Пока Мелкий собирал хворост для растопки в дубраве, я с помощью туристического топорика и небольшой ножовки, напилил и нарубил дров, настругал щепок. Под конец подошёл Мелкий с охапкой сухих веток. Постоял, посмотрел и выдал:
— Не. Не настоящий барин ты… Баре, так топором не могут!
— А, ты много бар видел?!
Я, же сказал: умный, смелый и, далеко пойдёт!
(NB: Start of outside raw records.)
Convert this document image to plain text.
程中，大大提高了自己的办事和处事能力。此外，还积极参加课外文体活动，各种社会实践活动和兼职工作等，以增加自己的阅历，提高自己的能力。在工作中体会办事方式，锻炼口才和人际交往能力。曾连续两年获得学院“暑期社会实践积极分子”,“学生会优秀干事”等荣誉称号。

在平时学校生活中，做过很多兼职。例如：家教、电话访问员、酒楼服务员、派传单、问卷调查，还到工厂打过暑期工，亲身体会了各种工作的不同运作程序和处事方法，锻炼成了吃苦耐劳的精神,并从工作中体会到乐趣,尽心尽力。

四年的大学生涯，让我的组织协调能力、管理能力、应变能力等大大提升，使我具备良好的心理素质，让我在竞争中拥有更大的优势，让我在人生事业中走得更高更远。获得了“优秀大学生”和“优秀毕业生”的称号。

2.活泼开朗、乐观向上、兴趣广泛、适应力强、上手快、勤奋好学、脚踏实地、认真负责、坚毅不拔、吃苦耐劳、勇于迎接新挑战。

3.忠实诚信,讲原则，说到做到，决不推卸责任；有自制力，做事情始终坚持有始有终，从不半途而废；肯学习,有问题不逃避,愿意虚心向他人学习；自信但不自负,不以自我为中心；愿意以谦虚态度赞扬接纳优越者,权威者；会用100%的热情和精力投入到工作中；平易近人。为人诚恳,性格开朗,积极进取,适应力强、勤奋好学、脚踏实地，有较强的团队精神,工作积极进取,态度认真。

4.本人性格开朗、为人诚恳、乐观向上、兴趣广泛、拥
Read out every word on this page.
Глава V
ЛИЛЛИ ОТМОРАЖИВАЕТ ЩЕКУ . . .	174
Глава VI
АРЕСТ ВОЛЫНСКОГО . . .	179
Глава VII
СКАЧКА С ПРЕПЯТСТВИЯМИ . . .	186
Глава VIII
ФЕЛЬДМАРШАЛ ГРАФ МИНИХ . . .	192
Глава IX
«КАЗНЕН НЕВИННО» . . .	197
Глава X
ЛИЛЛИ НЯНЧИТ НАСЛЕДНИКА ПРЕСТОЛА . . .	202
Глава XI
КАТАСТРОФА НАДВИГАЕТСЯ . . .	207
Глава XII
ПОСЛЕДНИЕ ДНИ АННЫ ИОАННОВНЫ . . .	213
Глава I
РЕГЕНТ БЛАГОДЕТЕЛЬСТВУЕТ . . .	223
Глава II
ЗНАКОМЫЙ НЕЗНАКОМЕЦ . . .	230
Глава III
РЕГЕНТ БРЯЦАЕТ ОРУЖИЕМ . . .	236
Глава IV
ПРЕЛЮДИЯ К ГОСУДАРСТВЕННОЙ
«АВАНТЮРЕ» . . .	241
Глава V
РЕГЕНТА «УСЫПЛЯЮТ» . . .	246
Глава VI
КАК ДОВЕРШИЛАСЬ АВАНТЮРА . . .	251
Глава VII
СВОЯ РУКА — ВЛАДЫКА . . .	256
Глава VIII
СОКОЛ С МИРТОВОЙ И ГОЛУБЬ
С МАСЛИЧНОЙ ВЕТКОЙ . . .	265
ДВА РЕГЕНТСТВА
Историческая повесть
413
И, своё голодное детство «барам» не простит…
— Как зовут, то тебя? — спрашиваю, заканчивая.
— Ваня. Селищевы мы…
— Так вот, Ваня Селищев — баре, они тоже — разные бывают. Как и, крестьяне, кстати… Вот, Ферапонт ваш… Он же из крестьян?
— Да…
— Согласись, Ферапонт — похуже, чем иной барин!
— Да, это точно…, — опять совсем по-взрослому, вздохнул Мелкий.
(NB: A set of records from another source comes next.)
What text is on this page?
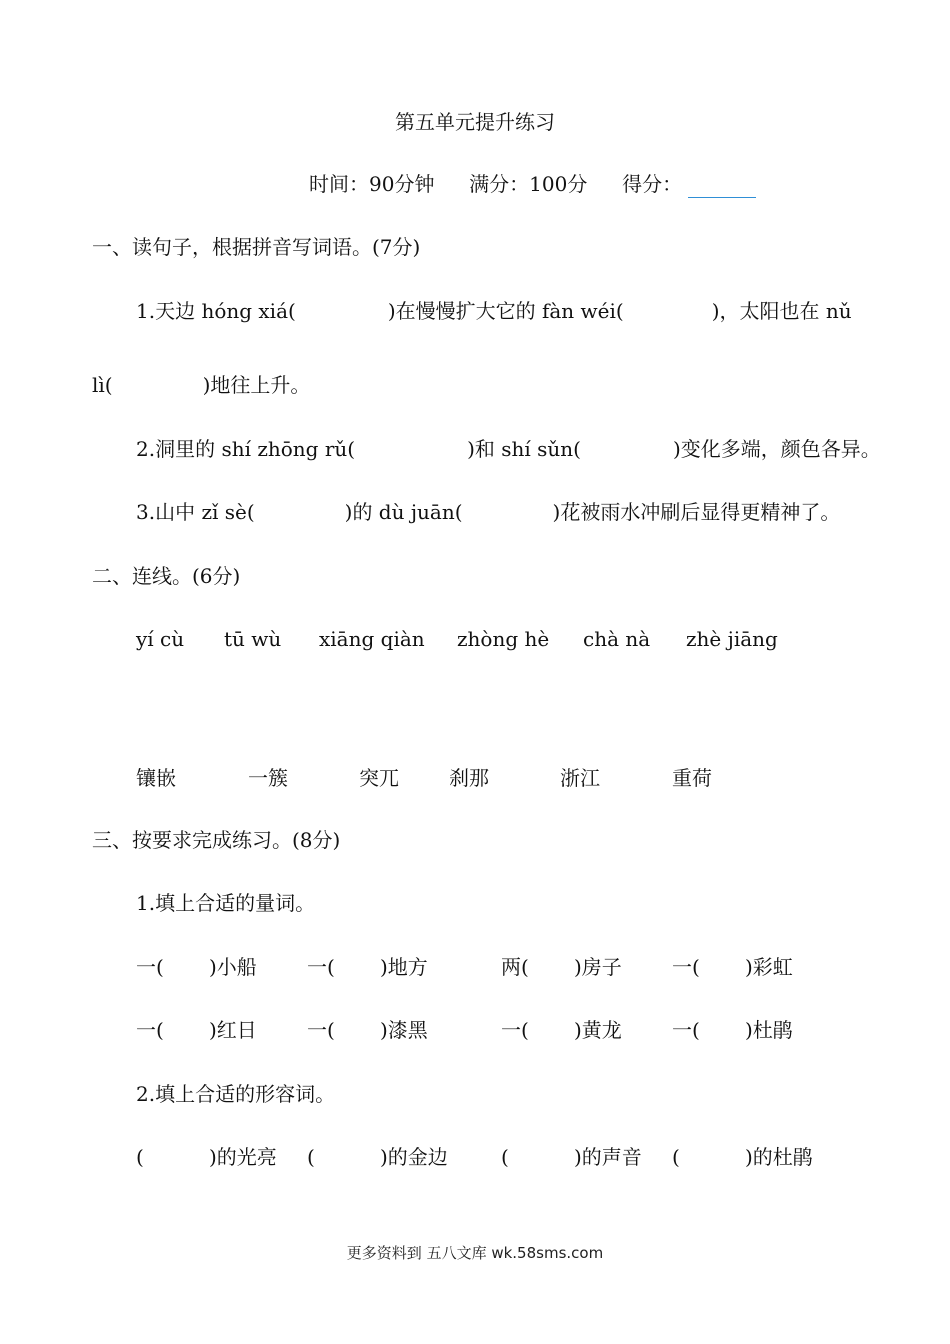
第五单元提升练习
时间：90分钟 满分：100分 得分：
一、读句子，根据拼音写词语。(7分)
1.天边 hóng xiá(	)在慢慢扩大它的 fàn wéi(	)，太阳也在 nǔ
lì(	)地往上升。
2.洞里的 shí zhōng rǔ(	)和 shí sǔn(	)变化多端，颜色各异。
3.山中 zǐ sè(	)的 dù juān(	)花被雨水冲刷后显得更精神了。
二、连线。(6分)
yí cù tū wù xiāng qiàn zhòng hè chà nà zhè jiāng
镶嵌	一簇	突兀	刹那	浙江	重荷
三、按要求完成练习。(8分)
1.填上合适的量词。
一( )小船	一( )地方	两( )房子	一( )彩虹
一( )红日	一( )漆黑	一( )黄龙	一( )杜鹃
2.填上合适的形容词。
(	)的光亮 (	)的金边	(	)的声音 (	)的杜鹃
更多资料到 五八文库 wk.58sms.com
— Так что, заруби на своём курносом носу, Ваня: не надо обобщать — среди каждого сословия свой «Ферапонт» найдётся! Но, большинство — всё же нормальные, добрые люди!
Надеюсь запомнит, усвоит и, лишнему «барину» — в семнадцатом, кишки не выпустит…
Я сформировал поленницу из дров, соорудил над ней походный таган, налил в свой объёмистый рыбацкий котелок воды из пятилитровой буньки и повесил над дровами. Ну, теперь можно и, поджигать.
Поджигаю зажигалкой, Самый Мелкий смотрит во все глаза:
— Ух, ты! Ловко это у тебя!
— А, ты думал! …А скажи, Ваня, ты в школу ходишь?
— Не… Нет у нас школы. Батюшка иногда учит — да денег много берёт… А ты, что такой большой? Кушал, наверное, много? — Мелкий перескочил на другую — более, видать, насущную для него тему, чем школа…
Я вспомнил своё золотое детство, как меня заставляли кушать, а я выделывался. Особенно, почему-то я не любил варённый лук… Если, он попадался в супе — до рвоты дело доходило! Варённое сало, в том же супе, вообще — до истерики доводило… Сколько раз в лоб ложкой от брата получал — пока он снами жил, не счесть! Армия всё излечила…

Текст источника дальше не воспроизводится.